With that, I meant that we are great at acting in such a way to succeed at the metric we chose, but often choose the wrong one or do not realize we subconsciously chose another one. I call this phenomenon commitment to failure.
Every time we fail at something we had the resources to succeed at, it is due to the fact that we considered an internal success to fail at it (because we were uncomfortable with the consequences of succeeding at it). In other words, we acted optimizing an internal metric (Expected Emotional Outcome) instead of an external one (success at whatever activity we were doing).1
Even when we choose a proxy that is initially correlated with the ultimate outcome we desire, we often fail at misunderstanding a key concept:2
Principle
Optimizing for a proxy reduces the correlation with the ultimate metric.
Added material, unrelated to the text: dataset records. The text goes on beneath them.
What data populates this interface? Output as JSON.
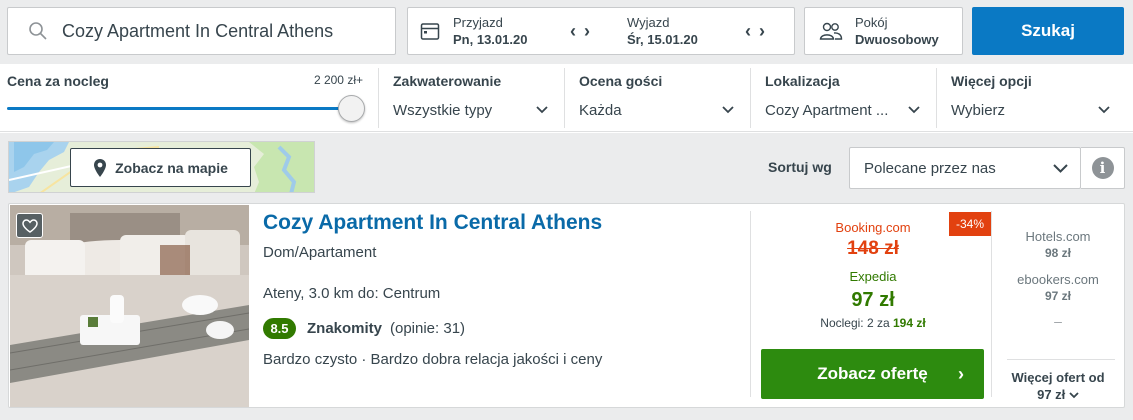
{
  "search": {
    "query": "Cozy Apartment In Central Athens",
    "checkin_label": "Przyjazd",
    "checkin_value": "Pn, 13.01.20",
    "checkout_label": "Wyjazd",
    "checkout_value": "Śr, 15.01.20",
    "room_label": "Pokój",
    "room_value": "Dwuosobowy",
    "button_label": "Szukaj"
  },
  "filters": {
    "price_title": "Cena za nocleg",
    "price_max": "2 200 zł+",
    "price_level": 1.0,
    "groups": [
      {
        "title": "Zakwaterowanie",
        "value": "Wszystkie typy"
      },
      {
        "title": "Ocena gości",
        "value": "Każda"
      },
      {
        "title": "Lokalizacja",
        "value": "Cozy Apartment ..."
      },
      {
        "title": "Więcej opcji",
        "value": "Wybierz"
      }
    ]
  },
  "toolbar": {
    "map_button": "Zobacz na mapie",
    "sort_label": "Sortuj wg",
    "sort_value": "Polecane przez nas",
    "info_glyph": "i"
  },
  "result": {
    "name": "Cozy Apartment In Central Athens",
    "type": "Dom/Apartament",
    "location": "Ateny, 3.0 km do: Centrum",
    "rating_score": "8.5",
    "rating_text": "Znakomity",
    "rating_count": "(opinie: 31)",
    "features": "Bardzo czysto · Bardzo dobra relacja jakości i ceny",
    "deal_tag": "-34%",
    "provider_old": "Booking.com",
    "price_old": "148 zł",
    "provider_best": "Expedia",
    "price_best": "97 zł",
    "nights_text": "Noclegi: 2 za",
    "nights_total": "194 zł",
    "offer_button": "Zobacz ofertę",
    "alternatives": [
      {
        "name": "Hotels.com",
        "price": "98 zł"
      },
      {
        "name": "ebookers.com",
        "price": "97 zł"
      }
    ],
    "alt_dash": "–",
    "more_offers_label": "Więcej ofert od",
    "more_offers_price": "97 zł"
  },
  "colors": {
    "accent_blue": "#0a79c4",
    "title_blue": "#0a6aa8",
    "offer_green": "#2d8b0f",
    "price_green": "#317a00",
    "deal_red": "#e2410f"
  }
}
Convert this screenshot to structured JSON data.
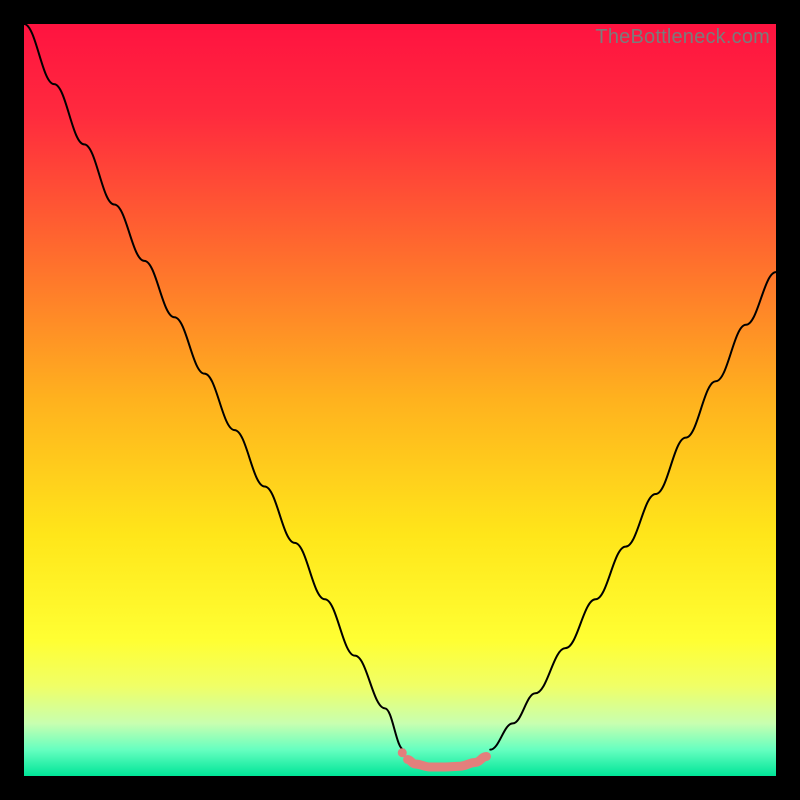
{
  "watermark": "TheBottleneck.com",
  "chart_data": {
    "type": "line",
    "title": "",
    "xlabel": "",
    "ylabel": "",
    "xlim": [
      0,
      100
    ],
    "ylim": [
      0,
      100
    ],
    "gradient_stops": [
      {
        "offset": 0.0,
        "color": "#ff1340"
      },
      {
        "offset": 0.12,
        "color": "#ff2a3e"
      },
      {
        "offset": 0.3,
        "color": "#ff6a2e"
      },
      {
        "offset": 0.5,
        "color": "#ffb21e"
      },
      {
        "offset": 0.68,
        "color": "#ffe61a"
      },
      {
        "offset": 0.82,
        "color": "#ffff33"
      },
      {
        "offset": 0.88,
        "color": "#f0ff66"
      },
      {
        "offset": 0.93,
        "color": "#c8ffb0"
      },
      {
        "offset": 0.965,
        "color": "#66ffc0"
      },
      {
        "offset": 1.0,
        "color": "#00e598"
      }
    ],
    "series": [
      {
        "name": "left-branch",
        "color": "#000000",
        "width": 2,
        "x": [
          0,
          4,
          8,
          12,
          16,
          20,
          24,
          28,
          32,
          36,
          40,
          44,
          48,
          50.5
        ],
        "y": [
          100,
          92,
          84,
          76,
          68.5,
          61,
          53.5,
          46,
          38.5,
          31,
          23.5,
          16,
          9,
          3.5
        ]
      },
      {
        "name": "right-branch",
        "color": "#000000",
        "width": 2,
        "x": [
          62,
          65,
          68,
          72,
          76,
          80,
          84,
          88,
          92,
          96,
          100
        ],
        "y": [
          3.5,
          7,
          11,
          17,
          23.5,
          30.5,
          37.5,
          45,
          52.5,
          60,
          67
        ]
      },
      {
        "name": "trough-band",
        "color": "#e37f7c",
        "width": 9,
        "x": [
          51,
          52,
          54,
          56,
          58,
          60,
          61.5
        ],
        "y": [
          2.2,
          1.6,
          1.2,
          1.2,
          1.3,
          1.8,
          2.6
        ]
      }
    ],
    "markers": [
      {
        "name": "trough-start-dot",
        "x": 50.3,
        "y": 3.1,
        "r": 4.5,
        "color": "#e37f7c"
      }
    ]
  }
}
As an example, imagine an author in the business of selling books online. He discovers that about 2% of his Twitter followers bought his book. He decides to run an advertisement to get more followers (the number of followers becomes a proxy for book sales). Such ad selects followers based on their sensitivity to advertisements, not on their propensity to buy. In other words, it tends to select people who are interested in following the author on Twitter, regardless of whether they are interested in buying his books. As a result, if before the advertisement 2% of followers would end up as customers, after the ad it it is likely on 1% will. The proxy optimization (running an ad optimized to get new followers) diluted the correlation between the proxy and the ultimate metric (the % of followers buying the book).